Operating Under Finite Resources In the 1950s, an ecologist, Carl B. Huffaker placed two species of termites, one dominant and one weak, in a cage to see if they could coexist with finite resources. In a sterile environment, the weak species was eaten, and the dominant (lacking food) was driven to extinction. The ecologist added more stuff too. the ecologist added orange peels with vaseline barriers, which function as shelter for the weaker termites. Still, the weak species was driven to extinction. This process was repeated. Finally, after building a 252-orange universe, the two termite populations coexisted, even under limited resource conditions. Spatial variability (niches) were protective against species becoming self-annihilating.

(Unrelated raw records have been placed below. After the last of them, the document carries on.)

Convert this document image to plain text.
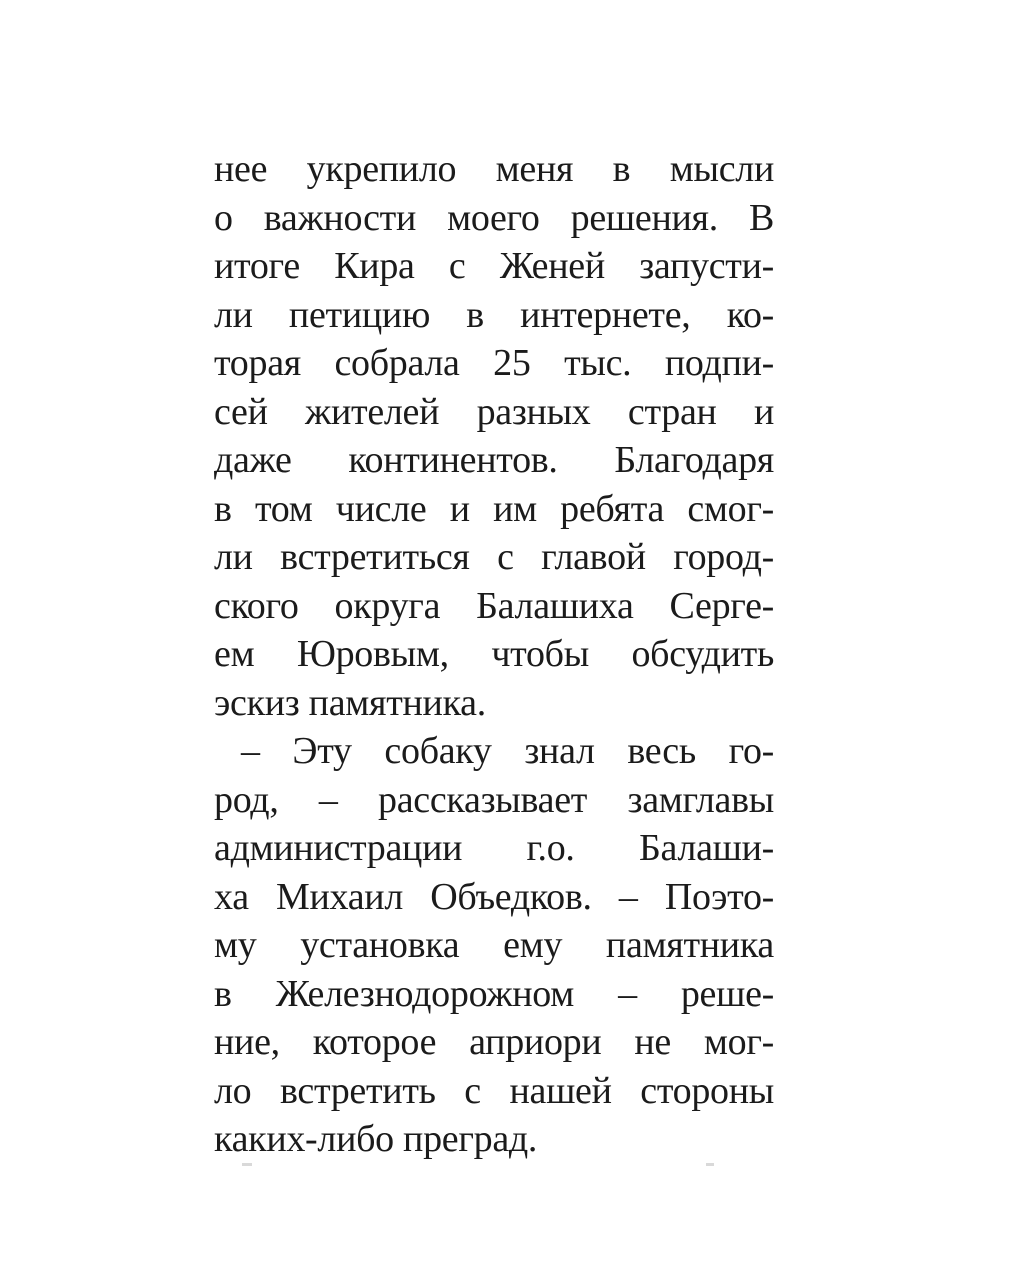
нее укрепило меня в мысли
о важности моего решения. В
итоге Кира с Женей запусти-
ли петицию в интернете, ко-
торая собрала 25 тыс. подпи-
сей жителей разных стран и
даже континентов. Благодаря
в том числе и им ребята смог-
ли встретиться с главой город-
ского округа Балашиха Серге-
ем Юровым, чтобы обсудить
эскиз памятника.
– Эту собаку знал весь го-
род, – рассказывает замглавы
администрации г.о. Балаши-
ха Михаил Объедков. – Поэто-
му установка ему памятника
в Железнодорожном – реше-
ние, которое априори не мог-
ло встретить с нашей стороны
каких-либо преград.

Academia, plagued by finite resources, does not offer niches for scientists who are physically limited, who need a greater work-life balance (like young parents), or who are lousy at obtaining funding. Rates of self reported disability are incredibly low among university faculty compared to national rates. Academia selects for people who can handle 80 hour work weeks, financial stress, and necessary self-promotion. Research programs risk driving out students and becoming self-annihilating. Already, research labs are stagnating as they struggle to recruit post-doctoral students.
We need Weirdos in Academia
Only the fittest survive in a sterile, resource-limited environment. We need niches, spaces to be occupied by disabled folks, eccentric folks, people who lack the desire to focus on obtaining funding.
Anthropologist David Graeber laments:
“Almost any functional society, almost any society which has ever existed, has something which they do with brilliant, imaginative, but extremely impractical people. We don’t know what to do with them anymore. They’re all living in their mothers’ basements saying weird things on the internet, and you can’t tell which are crazy and which actually have something to contribute. You used to put them in academia, but now academia is all about self-marketing.”
“If you want to minimize the possibility of unexpected breakthroughs, take those same people, and then tell them they’re not going to get any resources at all unless they spend the majority of their time competing with one another to prove to you they already know what they’re going to create. Well, that’s the system we have. And it’s incredibly effective in stifling any possibility of innovation.”
Academia needs brilliant, imaginative, but extremely impractical people. Disabled and chronically ill people, who have managed to thrive in spite of surroundings built against them, fit the bill.
Academia is Losing Gifted Minds Academia, despite its emphasis on inclusion, by design excludes students who value their work physical health and emotional wellbeing before their work. It bars students with disabilities, who cannot afford to neglect health or live off a PhD income. Many individual professors are kind and accommodating, but their voices in institutions are checked, and they must bend to the demands of academia.
The decline of young people dedicated to a career of research, ideas, and teaching is a tragedy. The decline of young people entrapped in a career of exploitation, publications, and funding competition is a necessity.
For academic institutions to enjoy the fruits of innovation, to keep bright minds from flocking to industry, build a 252-orange universe. In the current publishing and funding environment, space for scientists lacking perfect physical health is unlikely to emerge. Institutions, funding agencies, and journals can transform academia to retain diverse, early-career scientists. Steps include increasing compensation and benefits for PhD and postdoctoral students, shifting towards open science, and abandoning scholarly ranking systems. Institutions can support disabled students by offering virtual lab and lecture courses, conducting accessibility audits, and collecting demographic data on disability. Until great changes take place, young people, especially disabled people, will take their imaginative, impractical insights elsewhere. Your loss, academia.